Una tarde que le tocaba guardia, como me vio llegar a lo lejos en mi bicicleta, me esperó antes de cerrar la puerta. Llegaba unos cinco minutos tarde. Cuando llegué a casa para comer me encontré una nota en la mesa de la cocina junto al carpanchu cargado y cubierto por un pequeño mantel a cuadros. Debía llevar la comida a mi padre y comer con él. Até el cesto en el porta bultos de la bicicleta y emprendí el viaje por los caminos de las Cruces a Las Nieves y Camplengu donde me esperaba. Si la carretera era mala, huelga decir cómo eran los caminos. Tuve que sacar la cadena que se había quedado atorado entre la catalina y el guardacadena, al rozar contra uno de los ribazos. Nos sentamos un poco apartados de la carretera para despachar con tranquilidad el cocido, la tortilla y el botellón de leche con café azucarado. Era martes y por ella circulaba la gente que regresaba de la plaza en dirección a Porrúa. Un chiquillo se dejaba arrastrar de la mano de su abuela, absorto en contemplar a todo detalle las dos bicicletas aparcadas sobre el pedal al pie del camino. Una de ellas, era mi reluciente bicicleta negra.

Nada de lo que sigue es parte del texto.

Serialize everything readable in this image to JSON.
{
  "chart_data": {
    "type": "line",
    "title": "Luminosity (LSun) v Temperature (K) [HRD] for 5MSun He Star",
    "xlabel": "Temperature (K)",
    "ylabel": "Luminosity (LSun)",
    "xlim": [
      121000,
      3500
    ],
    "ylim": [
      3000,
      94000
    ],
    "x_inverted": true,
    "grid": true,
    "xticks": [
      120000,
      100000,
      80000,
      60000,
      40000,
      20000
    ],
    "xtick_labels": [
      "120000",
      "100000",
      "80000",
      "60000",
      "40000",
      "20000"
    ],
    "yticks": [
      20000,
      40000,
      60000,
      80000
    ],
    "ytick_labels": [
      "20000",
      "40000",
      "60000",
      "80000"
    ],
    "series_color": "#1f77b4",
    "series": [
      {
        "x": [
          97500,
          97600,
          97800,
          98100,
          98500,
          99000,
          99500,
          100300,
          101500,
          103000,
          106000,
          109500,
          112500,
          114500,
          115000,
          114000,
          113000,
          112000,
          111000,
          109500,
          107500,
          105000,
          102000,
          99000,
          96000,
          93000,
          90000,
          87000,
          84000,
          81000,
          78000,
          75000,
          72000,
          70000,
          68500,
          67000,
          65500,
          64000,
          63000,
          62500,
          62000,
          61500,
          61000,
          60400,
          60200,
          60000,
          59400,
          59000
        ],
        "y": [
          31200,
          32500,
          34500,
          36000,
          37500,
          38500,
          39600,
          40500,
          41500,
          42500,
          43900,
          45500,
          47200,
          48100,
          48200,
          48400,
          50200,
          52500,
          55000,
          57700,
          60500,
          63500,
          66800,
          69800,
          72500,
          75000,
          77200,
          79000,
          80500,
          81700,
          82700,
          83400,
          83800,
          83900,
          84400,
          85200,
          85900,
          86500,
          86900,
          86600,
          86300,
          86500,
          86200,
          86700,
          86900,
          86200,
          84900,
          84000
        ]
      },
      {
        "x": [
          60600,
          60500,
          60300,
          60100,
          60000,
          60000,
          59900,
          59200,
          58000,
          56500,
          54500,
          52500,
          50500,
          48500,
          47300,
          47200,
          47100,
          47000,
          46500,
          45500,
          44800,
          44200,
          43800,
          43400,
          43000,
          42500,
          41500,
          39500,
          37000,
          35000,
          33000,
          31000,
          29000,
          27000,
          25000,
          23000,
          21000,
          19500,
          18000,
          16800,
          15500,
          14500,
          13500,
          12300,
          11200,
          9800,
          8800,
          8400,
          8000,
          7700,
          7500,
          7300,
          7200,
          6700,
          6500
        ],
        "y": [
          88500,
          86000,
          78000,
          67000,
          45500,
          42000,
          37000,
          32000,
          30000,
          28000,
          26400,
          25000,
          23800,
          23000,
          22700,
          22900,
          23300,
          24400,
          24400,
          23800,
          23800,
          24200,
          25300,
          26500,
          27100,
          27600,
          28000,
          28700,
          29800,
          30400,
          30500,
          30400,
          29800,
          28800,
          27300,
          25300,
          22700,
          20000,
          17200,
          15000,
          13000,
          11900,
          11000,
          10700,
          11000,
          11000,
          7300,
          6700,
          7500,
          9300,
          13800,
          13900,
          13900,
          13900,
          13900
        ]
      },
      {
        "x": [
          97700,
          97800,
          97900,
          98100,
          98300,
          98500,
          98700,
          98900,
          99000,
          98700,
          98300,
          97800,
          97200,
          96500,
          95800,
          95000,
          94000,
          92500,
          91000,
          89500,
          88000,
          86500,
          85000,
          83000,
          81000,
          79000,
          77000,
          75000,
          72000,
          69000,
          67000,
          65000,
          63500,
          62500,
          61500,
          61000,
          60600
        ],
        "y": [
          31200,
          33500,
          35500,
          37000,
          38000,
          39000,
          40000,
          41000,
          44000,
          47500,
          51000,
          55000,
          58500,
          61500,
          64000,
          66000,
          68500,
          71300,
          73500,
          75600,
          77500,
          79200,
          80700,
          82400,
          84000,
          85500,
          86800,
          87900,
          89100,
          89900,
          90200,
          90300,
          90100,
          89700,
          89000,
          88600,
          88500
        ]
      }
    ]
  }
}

Cuando acabamos de comer, seguimos juntos hasta La Paz y yo tiré en dirección al Instituto. Las filas de entrada ya estaban dentro y la profesora de guardia estaba con su cuaderno de notas en el alto de la escalinata a punto de cerrar la entrada. Aceleré cuanto pude dar a los pedales y guardé la bicicleta en el huerto de la fábrica de dulce. No me dio tiempo a explicarle a la profesora, el conjunto de circunstancias ocurridas de lo agitado que llegaba. Sólo le mostré mis manos llenas de la grasa de la cadena.
Al recibir el cuaderno de notas trimestrales, observé que había registrado aquella falta de puntualidad y explicaba así como no dando mucho crédito a mis mudas explicaciones: “Dice llegar tarde a causa de la cadena de la bicicleta”.